Wecisley Ribeiro do Espírito Santo
A cultura do cancelamento se fez tema quente, dadas as repercussões do Big Brother Brasil deste ano. Embora não disponha de tempo para assistir ao programa, o considero um laboratório de observação social. Uma amostra de certos modos regulares de agir e pensar de vastas parcelas do povo brasileiro. O raciocínio é homólogo ao aplicado às atitudes de Bolsonaro; poucas vezes na história um presidente representou tão perfeitamente os cerca de 65% que o julgam regular, bom ou ótimo.
Quando, nas eleições presidenciais de 2002, o povo sentia as duras consequências sociais do neoliberalismo, com cerca de quarenta milhões de miseráveis espalhados pelas cidades, houve solidariedade genuína com os excluídos. E Lula também representou legitimamente valores difusos na sociedade. A geração de hoje, mesmo com as tendências recessivas predominantes desde 2016, se formou em um contexto de ampliação substancial da capacidade de consumo (entre 2003 e 2014, pelo menos). E, em larga medida, tornou-se egoísta, preconceituosa e ambiciosa. Razão pela qual se identifica com seu representante do executivo.
Não sou naturalmente contrário ao consumo, a que todos têm direito. Mas direitos são inseparáveis de deveres, senso de cidadania e serviço à coletividade; sem o que engendram egoísmo, orgulho, vaidade. Os bens de consumo constituem marcadores de posição e classe social, conforme sugeriram Mary Douglas e Baron Isherwood. Uma política que priorize apenas sua aquisição forma aspirantes à elite (seja lá o que esta palavra possa significar).
No país das áreas VIP, o Big Brother constitui o caso exemplar. O espaço insulado, exclusivo das celebridades, a que muitíssimos brasileiros querem chegar. Como ideal a ser alcançado, termina por ocupar o território da devoção, do sagrado.
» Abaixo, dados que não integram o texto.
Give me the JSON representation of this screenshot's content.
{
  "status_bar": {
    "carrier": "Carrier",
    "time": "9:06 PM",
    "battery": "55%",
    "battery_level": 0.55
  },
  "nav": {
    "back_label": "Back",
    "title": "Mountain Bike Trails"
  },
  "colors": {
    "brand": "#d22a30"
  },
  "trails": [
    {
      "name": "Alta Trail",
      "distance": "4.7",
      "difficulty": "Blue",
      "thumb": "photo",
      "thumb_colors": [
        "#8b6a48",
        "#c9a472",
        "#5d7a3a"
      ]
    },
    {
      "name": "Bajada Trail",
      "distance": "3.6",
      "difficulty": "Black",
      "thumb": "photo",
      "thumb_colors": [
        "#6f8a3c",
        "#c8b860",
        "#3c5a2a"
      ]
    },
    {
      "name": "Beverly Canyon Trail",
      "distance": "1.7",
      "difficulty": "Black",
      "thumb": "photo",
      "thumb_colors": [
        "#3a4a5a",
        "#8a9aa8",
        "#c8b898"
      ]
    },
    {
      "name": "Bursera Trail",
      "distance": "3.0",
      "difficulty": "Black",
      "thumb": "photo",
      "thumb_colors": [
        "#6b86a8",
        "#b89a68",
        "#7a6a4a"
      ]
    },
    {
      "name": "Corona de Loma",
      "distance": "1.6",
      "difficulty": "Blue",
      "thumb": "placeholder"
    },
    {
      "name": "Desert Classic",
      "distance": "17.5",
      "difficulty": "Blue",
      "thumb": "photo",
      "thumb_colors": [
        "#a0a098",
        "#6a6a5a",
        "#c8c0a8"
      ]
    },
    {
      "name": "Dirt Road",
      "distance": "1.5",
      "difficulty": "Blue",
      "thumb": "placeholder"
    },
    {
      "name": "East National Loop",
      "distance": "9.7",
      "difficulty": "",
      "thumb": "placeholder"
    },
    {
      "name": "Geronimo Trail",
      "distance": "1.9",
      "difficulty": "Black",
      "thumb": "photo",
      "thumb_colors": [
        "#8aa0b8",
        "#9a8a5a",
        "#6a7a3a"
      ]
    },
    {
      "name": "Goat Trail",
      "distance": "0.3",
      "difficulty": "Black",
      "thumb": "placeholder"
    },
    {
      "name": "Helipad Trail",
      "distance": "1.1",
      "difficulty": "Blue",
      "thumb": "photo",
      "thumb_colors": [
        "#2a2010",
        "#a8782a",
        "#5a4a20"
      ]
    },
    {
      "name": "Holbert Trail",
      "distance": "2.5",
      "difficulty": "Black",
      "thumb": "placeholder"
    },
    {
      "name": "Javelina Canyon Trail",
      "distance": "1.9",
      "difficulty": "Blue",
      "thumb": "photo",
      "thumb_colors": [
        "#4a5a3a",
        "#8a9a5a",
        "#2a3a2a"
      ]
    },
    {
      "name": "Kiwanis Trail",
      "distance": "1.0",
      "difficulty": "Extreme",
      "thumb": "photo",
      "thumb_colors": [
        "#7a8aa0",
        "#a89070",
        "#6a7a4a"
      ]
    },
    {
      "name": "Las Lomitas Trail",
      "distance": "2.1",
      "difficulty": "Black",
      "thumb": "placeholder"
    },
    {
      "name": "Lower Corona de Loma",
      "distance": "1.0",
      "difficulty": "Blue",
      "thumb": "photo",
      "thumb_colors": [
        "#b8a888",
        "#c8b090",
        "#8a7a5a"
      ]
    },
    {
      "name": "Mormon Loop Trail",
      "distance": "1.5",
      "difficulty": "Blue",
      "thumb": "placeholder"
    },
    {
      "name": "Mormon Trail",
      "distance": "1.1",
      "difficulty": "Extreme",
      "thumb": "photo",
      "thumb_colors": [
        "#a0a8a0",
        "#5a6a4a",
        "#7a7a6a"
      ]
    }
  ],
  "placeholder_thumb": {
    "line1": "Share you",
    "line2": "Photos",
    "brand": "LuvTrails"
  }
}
Quem lá está constitui o grande modelo e guia para quem, aqui fora, deseja se converter em influencer.
Mas o ódio é uma deformação da paixão. Quem venera suas celebridades não quer vê-las em flagrantes atitudes das quais se envergonha. O cancelamento do ídolo opera no outro o que o recalque faz no eu: joga para baixo do tapete as consequências da busca insaciável pelo prazer egoísta e da pretensão de superioridade que institui o preconceito.
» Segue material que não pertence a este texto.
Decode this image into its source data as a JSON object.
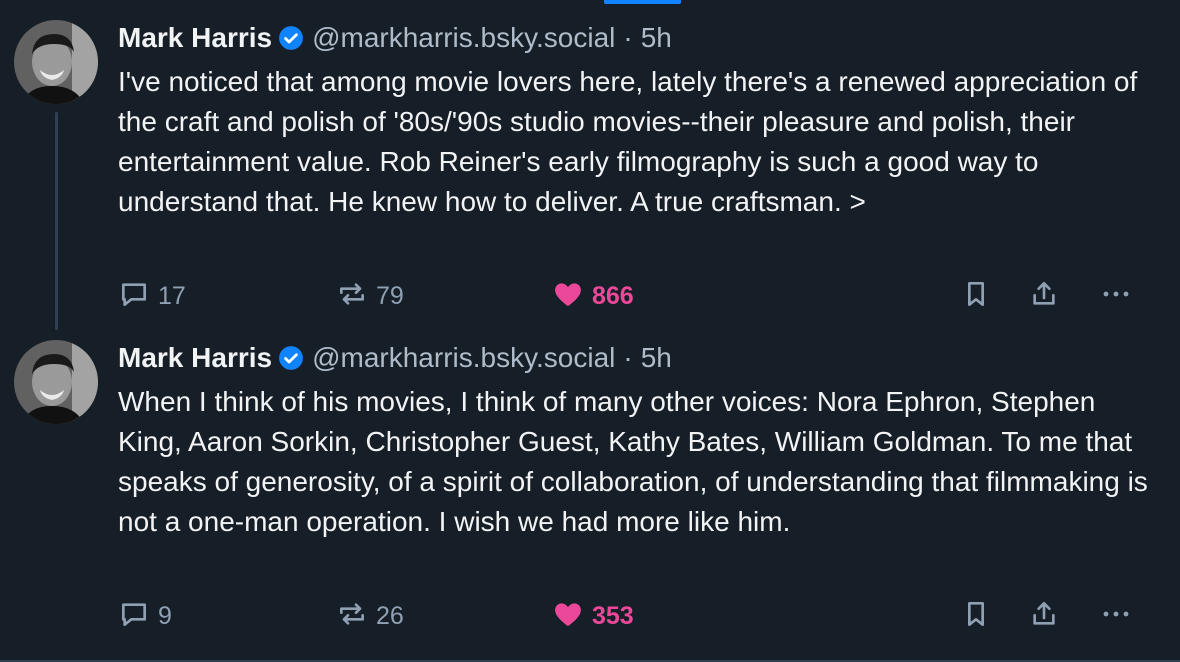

Se quero ser maior que os demais, forçoso é admitir que há grandes e pequenos. Ato contínuo, miro nos grandes e desejo me igualar a eles (mas por um gênero de igualdade que admite a desigualdade). Vejo apenas virtudes e ignoro vícios. E termino por recalcar os meus próprios defeitos para mimetizar a arrogância míope do famoso que desejaria ser.
O BBB, no entanto, provoca um curto-circuito neste efeito em cadeia do autoengano: ele pretende produzir celebridades sob um regime panóptico que torna impossível a maquiagem das imperfeições. Neste cenário o cancelamento nada mais é que a contrapartida da idolatria, do mesmo modo que o preconceito é outra face do endeusamento. Ambos jazem enfermos da mesma febre que nubla os olhos doentes, impedindo-os de ver as criaturas todas imperfeitas e, por conseguinte, amá-las sem acepção.